Police and firemen will hurtle down knife-edge slopes and rock-strewn paths in the scenic Mourne Mountains in Co Down in a bid to be crowned champion. The labyrinth of near-vertical trails cost £1.9 million to build and was created by enthusiasts of the high-adrenaline sport.

Northern Ireland will host the Games from August 1-10 and aims to attract thousands of visitors from around 60 countries. Up to 7,000 competitors are expected in all disciplines.

The outdoor centre at Kilbroney Park, boasts a dramatic location overlooking Carlingford Lough and has around 50 kilometres (31 miles) of cross-country and downhill trails winding their way through the spruce and pine trees of the beauty spot an hour south of Belfast. The mountain bike trail opens today.

Ian Cumming, director of East Coast Adventure, runs the mountain biking centre.

He said: “We have top quality trails, and add that to the hospitality and craic, and the world-class infrastructure with the centre’s location. Now we have the opportunity to show it off.”

Mr Cumming added that some of the world’s best mountain bikers would be taking part, attracting international attention to a region where the sport only really took root 15 years ago.

“It exposes what we have to the rest of the world, we have representatives from many countries coming to Northern Ireland,” he added.

Riders from 12 countries are taking part in the event.

Mr Cumming said the key to competing was to develop muscle memory, rather like a car driver, memorising the six or seven moves needed to overcome each obstacle, maintaining enough momentum to keep going while remaining within your limits.

To the uninitiated the course appears a suicidal mixture of “rubble gardens”, sharp stones designed to throw the unwary off balance, and sharp turns squeezing between coniferous trees, with pedals almost scraping granite rocks.

Relatively flat “table tops” precede daunting drops, while high-sided “burm” corners through uneven surfaces are reminiscent of BMX tracks but taken at speed and executed with skill by experts like Glyn O’Brien, 35, from Newry, a reigning double gold champion since 2009 in downhill and dual slalom.

The fireman has been helping organise the event and said he was looking forward to the competition, with around 400 riders registered.

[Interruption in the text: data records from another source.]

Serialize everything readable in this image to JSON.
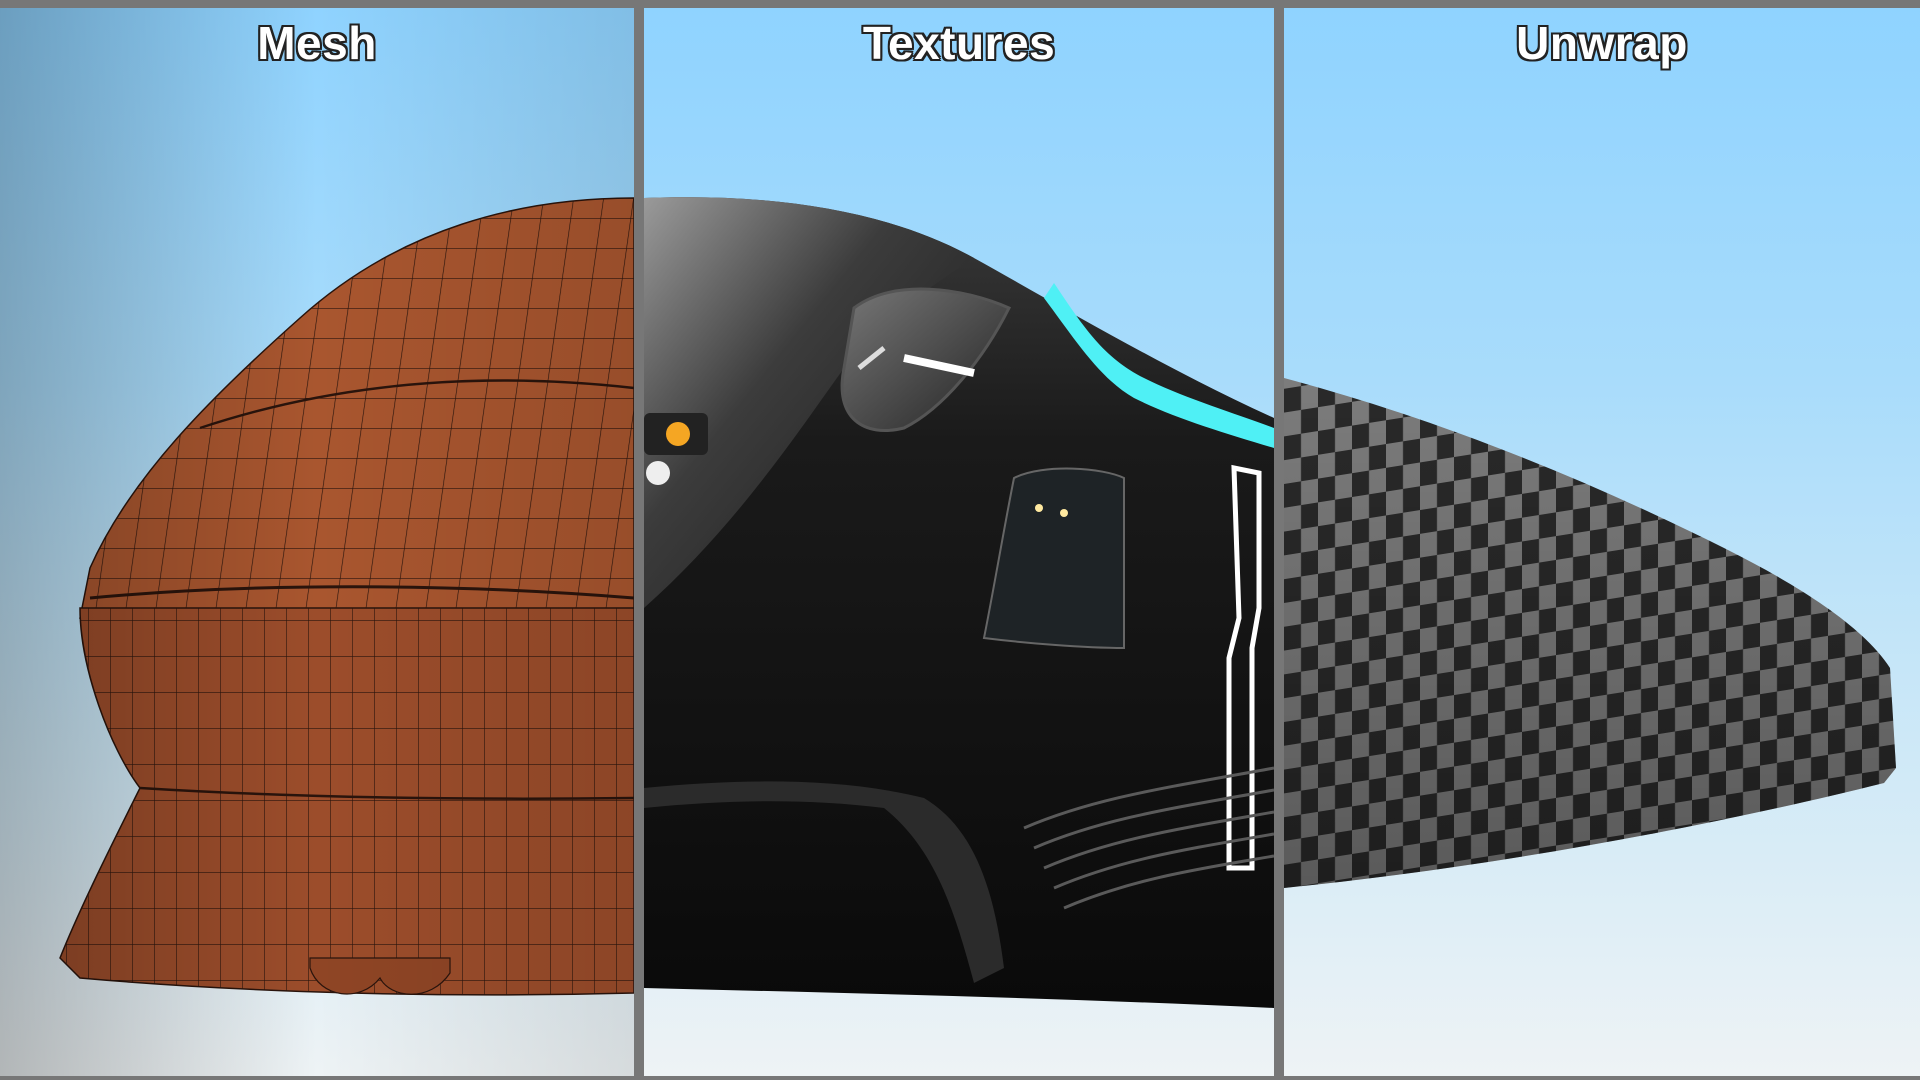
{
  "panels": [
    {
      "title": "Mesh"
    },
    {
      "title": "Textures"
    },
    {
      "title": "Unwrap"
    }
  ],
  "colors": {
    "mesh_surface": "#a0522d",
    "mesh_wire": "#2a140c",
    "body_black": "#111111",
    "accent_cyan": "#4ff0f5",
    "checker_light": "#8a8a8a",
    "checker_dark": "#2e2e2e",
    "divider": "#777777"
  }
}
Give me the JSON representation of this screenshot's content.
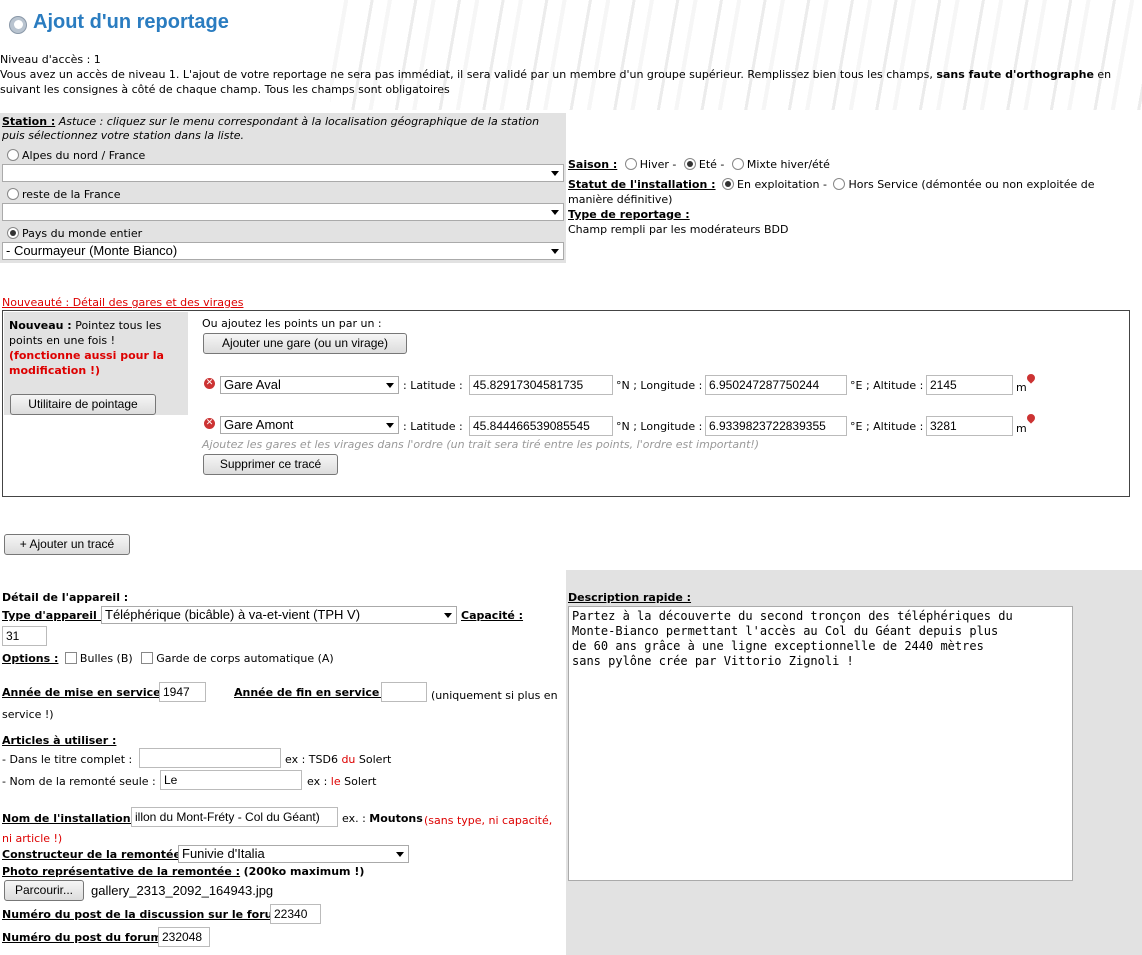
{
  "header": {
    "title": "Ajout d'un reportage"
  },
  "intro": {
    "access_level": "Niveau d'accès : 1",
    "text_a": "Vous avez un accès de niveau 1. L'ajout de votre reportage ne sera pas immédiat, il sera validé par un membre d'un groupe supérieur. Remplissez bien tous les champs, ",
    "text_bold": "sans faute d'orthographe",
    "text_b": " en suivant les consignes à côté de chaque champ. Tous les champs sont obligatoires"
  },
  "station": {
    "label": "Station :",
    "hint": " Astuce : cliquez sur le menu correspondant à la localisation géographique de la station puis sélectionnez votre station dans la liste.",
    "options": [
      "Alpes du nord / France",
      "reste de la France",
      "Pays du monde entier"
    ],
    "select1_value": "",
    "select2_value": "",
    "select3_value": "- Courmayeur (Monte Bianco)"
  },
  "season": {
    "label": "Saison :",
    "options": [
      "Hiver -",
      "Eté -",
      "Mixte hiver/été"
    ]
  },
  "status": {
    "label": "Statut de l'installation :",
    "opt1": "En exploitation -",
    "opt2": "Hors Service (démontée ou non exploitée de manière définitive)"
  },
  "report_type": {
    "label": "Type de reportage :",
    "value": "Champ rempli par les modérateurs BDD"
  },
  "stations_detail": {
    "title": "Nouveauté : Détail des gares et des virages",
    "nouveau_label": "Nouveau :",
    "nouveau_text": " Pointez tous les points en une fois !",
    "nouveau_red": "(fonctionne aussi pour la modification !)",
    "pointage_button": "Utilitaire de pointage",
    "one_by_one": "Ou ajoutez les points un par un :",
    "add_button": "Ajouter une gare (ou un virage)",
    "lat_label": ": Latitude :",
    "lat_unit": "°N ; Longitude :",
    "lon_unit": "°E ; Altitude :",
    "alt_unit": "m",
    "rows": [
      {
        "type": "Gare Aval",
        "lat": "45.82917304581735",
        "lon": "6.950247287750244",
        "alt": "2145"
      },
      {
        "type": "Gare Amont",
        "lat": "45.844466539085545",
        "lon": "6.9339823722839355",
        "alt": "3281"
      }
    ],
    "hint": "Ajoutez les gares et les virages dans l'ordre (un trait sera tiré entre les points, l'ordre est important!)",
    "delete_button": "Supprimer ce tracé",
    "add_trace_button": "+ Ajouter un tracé"
  },
  "device": {
    "section_label": "Détail de l'appareil :",
    "type_label": "Type d'appareil :",
    "type_value": "Téléphérique (bicâble) à va-et-vient (TPH V)",
    "capacity_label": "Capacité :",
    "capacity_value": "31",
    "options_label": "Options :",
    "opt_bulles": "Bulles (B)",
    "opt_garde": "Garde de corps automatique (A)",
    "year_start_label": "Année de mise en service :",
    "year_start_value": "1947",
    "year_end_label": "Année de fin en service :",
    "year_end_value": "",
    "year_end_note": "(uniquement si plus en service !)",
    "articles_label": "Articles à utiliser :",
    "title_full_label": "- Dans le titre complet :",
    "title_full_value": "",
    "title_full_ex_a": "ex : TSD6 ",
    "title_full_ex_red": "du",
    "title_full_ex_b": " Solert",
    "name_only_label": "- Nom de la remonté seule :",
    "name_only_value": "Le",
    "name_only_ex_a": "ex : ",
    "name_only_ex_red": "le",
    "name_only_ex_b": " Solert",
    "install_name_label": "Nom de l'installation :",
    "install_name_value": "illon du Mont-Fréty - Col du Géant)",
    "install_name_ex_a": "ex. : ",
    "install_name_ex_bold": "Moutons",
    "install_name_ex_red": "(sans type, ni capacité, ni article !)",
    "constructor_label": "Constructeur de la remontée :",
    "constructor_value": "Funivie d'Italia",
    "photo_label": "Photo représentative de la remontée :",
    "photo_note": "(200ko maximum !)",
    "browse_button": "Parcourir...",
    "photo_file": "gallery_2313_2092_164943.jpg",
    "discussion_label": "Numéro du post de la discussion sur le forum :",
    "discussion_value": "22340",
    "forum_label": "Numéro du post du forum :",
    "forum_value": "232048"
  },
  "description": {
    "label": "Description rapide :",
    "line1": "Partez à la découverte du second tronçon des téléphériques du",
    "line2": "Monte-Bianco permettant l'accès au Col du Géant depuis plus",
    "line3": "de 60 ans grâce à une ligne exceptionnelle de 2440 mètres",
    "line4": "sans pylône crée par Vittorio Zignoli !"
  },
  "colors": {
    "title_blue": "#2a7cc0",
    "red": "#dd0000",
    "panel_gray": "#e2e2e2"
  }
}
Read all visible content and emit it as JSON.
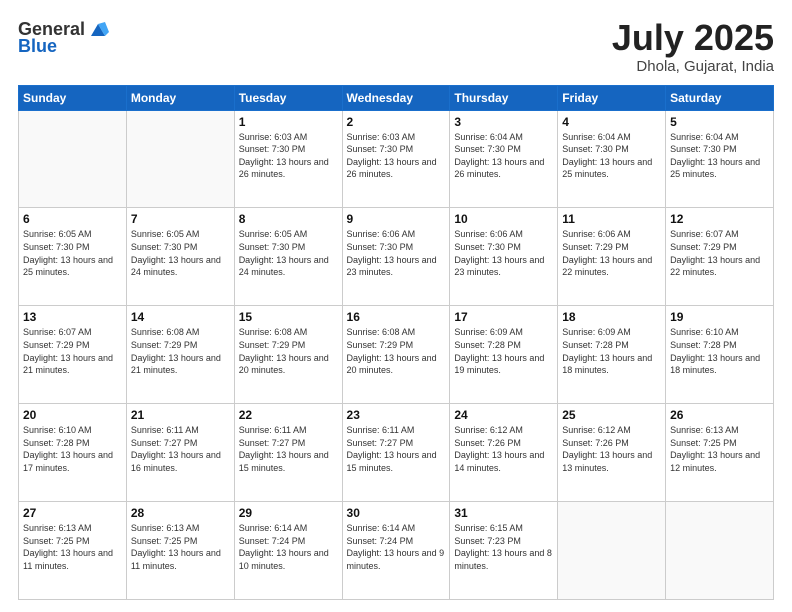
{
  "header": {
    "logo_general": "General",
    "logo_blue": "Blue",
    "month_title": "July 2025",
    "location": "Dhola, Gujarat, India"
  },
  "days_of_week": [
    "Sunday",
    "Monday",
    "Tuesday",
    "Wednesday",
    "Thursday",
    "Friday",
    "Saturday"
  ],
  "weeks": [
    [
      {
        "day": "",
        "info": ""
      },
      {
        "day": "",
        "info": ""
      },
      {
        "day": "1",
        "info": "Sunrise: 6:03 AM\nSunset: 7:30 PM\nDaylight: 13 hours and 26 minutes."
      },
      {
        "day": "2",
        "info": "Sunrise: 6:03 AM\nSunset: 7:30 PM\nDaylight: 13 hours and 26 minutes."
      },
      {
        "day": "3",
        "info": "Sunrise: 6:04 AM\nSunset: 7:30 PM\nDaylight: 13 hours and 26 minutes."
      },
      {
        "day": "4",
        "info": "Sunrise: 6:04 AM\nSunset: 7:30 PM\nDaylight: 13 hours and 25 minutes."
      },
      {
        "day": "5",
        "info": "Sunrise: 6:04 AM\nSunset: 7:30 PM\nDaylight: 13 hours and 25 minutes."
      }
    ],
    [
      {
        "day": "6",
        "info": "Sunrise: 6:05 AM\nSunset: 7:30 PM\nDaylight: 13 hours and 25 minutes."
      },
      {
        "day": "7",
        "info": "Sunrise: 6:05 AM\nSunset: 7:30 PM\nDaylight: 13 hours and 24 minutes."
      },
      {
        "day": "8",
        "info": "Sunrise: 6:05 AM\nSunset: 7:30 PM\nDaylight: 13 hours and 24 minutes."
      },
      {
        "day": "9",
        "info": "Sunrise: 6:06 AM\nSunset: 7:30 PM\nDaylight: 13 hours and 23 minutes."
      },
      {
        "day": "10",
        "info": "Sunrise: 6:06 AM\nSunset: 7:30 PM\nDaylight: 13 hours and 23 minutes."
      },
      {
        "day": "11",
        "info": "Sunrise: 6:06 AM\nSunset: 7:29 PM\nDaylight: 13 hours and 22 minutes."
      },
      {
        "day": "12",
        "info": "Sunrise: 6:07 AM\nSunset: 7:29 PM\nDaylight: 13 hours and 22 minutes."
      }
    ],
    [
      {
        "day": "13",
        "info": "Sunrise: 6:07 AM\nSunset: 7:29 PM\nDaylight: 13 hours and 21 minutes."
      },
      {
        "day": "14",
        "info": "Sunrise: 6:08 AM\nSunset: 7:29 PM\nDaylight: 13 hours and 21 minutes."
      },
      {
        "day": "15",
        "info": "Sunrise: 6:08 AM\nSunset: 7:29 PM\nDaylight: 13 hours and 20 minutes."
      },
      {
        "day": "16",
        "info": "Sunrise: 6:08 AM\nSunset: 7:29 PM\nDaylight: 13 hours and 20 minutes."
      },
      {
        "day": "17",
        "info": "Sunrise: 6:09 AM\nSunset: 7:28 PM\nDaylight: 13 hours and 19 minutes."
      },
      {
        "day": "18",
        "info": "Sunrise: 6:09 AM\nSunset: 7:28 PM\nDaylight: 13 hours and 18 minutes."
      },
      {
        "day": "19",
        "info": "Sunrise: 6:10 AM\nSunset: 7:28 PM\nDaylight: 13 hours and 18 minutes."
      }
    ],
    [
      {
        "day": "20",
        "info": "Sunrise: 6:10 AM\nSunset: 7:28 PM\nDaylight: 13 hours and 17 minutes."
      },
      {
        "day": "21",
        "info": "Sunrise: 6:11 AM\nSunset: 7:27 PM\nDaylight: 13 hours and 16 minutes."
      },
      {
        "day": "22",
        "info": "Sunrise: 6:11 AM\nSunset: 7:27 PM\nDaylight: 13 hours and 15 minutes."
      },
      {
        "day": "23",
        "info": "Sunrise: 6:11 AM\nSunset: 7:27 PM\nDaylight: 13 hours and 15 minutes."
      },
      {
        "day": "24",
        "info": "Sunrise: 6:12 AM\nSunset: 7:26 PM\nDaylight: 13 hours and 14 minutes."
      },
      {
        "day": "25",
        "info": "Sunrise: 6:12 AM\nSunset: 7:26 PM\nDaylight: 13 hours and 13 minutes."
      },
      {
        "day": "26",
        "info": "Sunrise: 6:13 AM\nSunset: 7:25 PM\nDaylight: 13 hours and 12 minutes."
      }
    ],
    [
      {
        "day": "27",
        "info": "Sunrise: 6:13 AM\nSunset: 7:25 PM\nDaylight: 13 hours and 11 minutes."
      },
      {
        "day": "28",
        "info": "Sunrise: 6:13 AM\nSunset: 7:25 PM\nDaylight: 13 hours and 11 minutes."
      },
      {
        "day": "29",
        "info": "Sunrise: 6:14 AM\nSunset: 7:24 PM\nDaylight: 13 hours and 10 minutes."
      },
      {
        "day": "30",
        "info": "Sunrise: 6:14 AM\nSunset: 7:24 PM\nDaylight: 13 hours and 9 minutes."
      },
      {
        "day": "31",
        "info": "Sunrise: 6:15 AM\nSunset: 7:23 PM\nDaylight: 13 hours and 8 minutes."
      },
      {
        "day": "",
        "info": ""
      },
      {
        "day": "",
        "info": ""
      }
    ]
  ]
}
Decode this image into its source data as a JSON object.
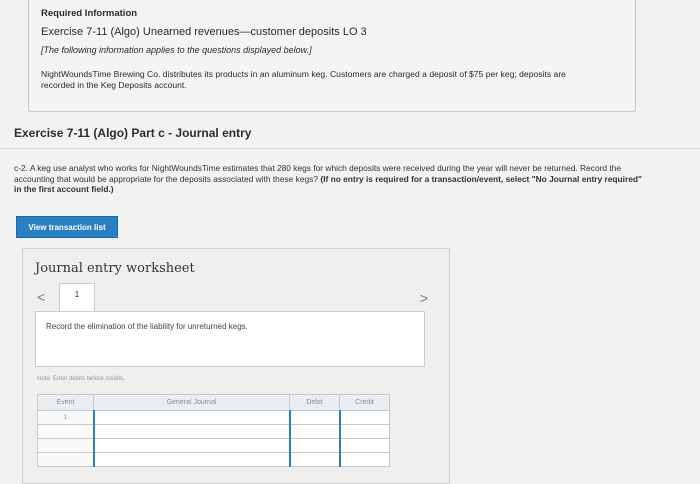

“I have travelled all around the world over the years and I would put the course right up there with some of the best trails in the world,” he said.

“The tracks are very challenging, through some of the steepest parts of the forest park. It is fun for the riders, but you need a high level of skill.”

One 27 kilometre (17-mile) trail ascends to the heights of Slievemartin, enjoying fabulous views of Carlingford Lough, and crosses to the Yellow Water then winds through the Kilbroney Valley.

The Games event’s downhill sections include big jumps at the Mega Mission and the boulder fields and drops of the Pulse.

The competition is held on August 3 and 4.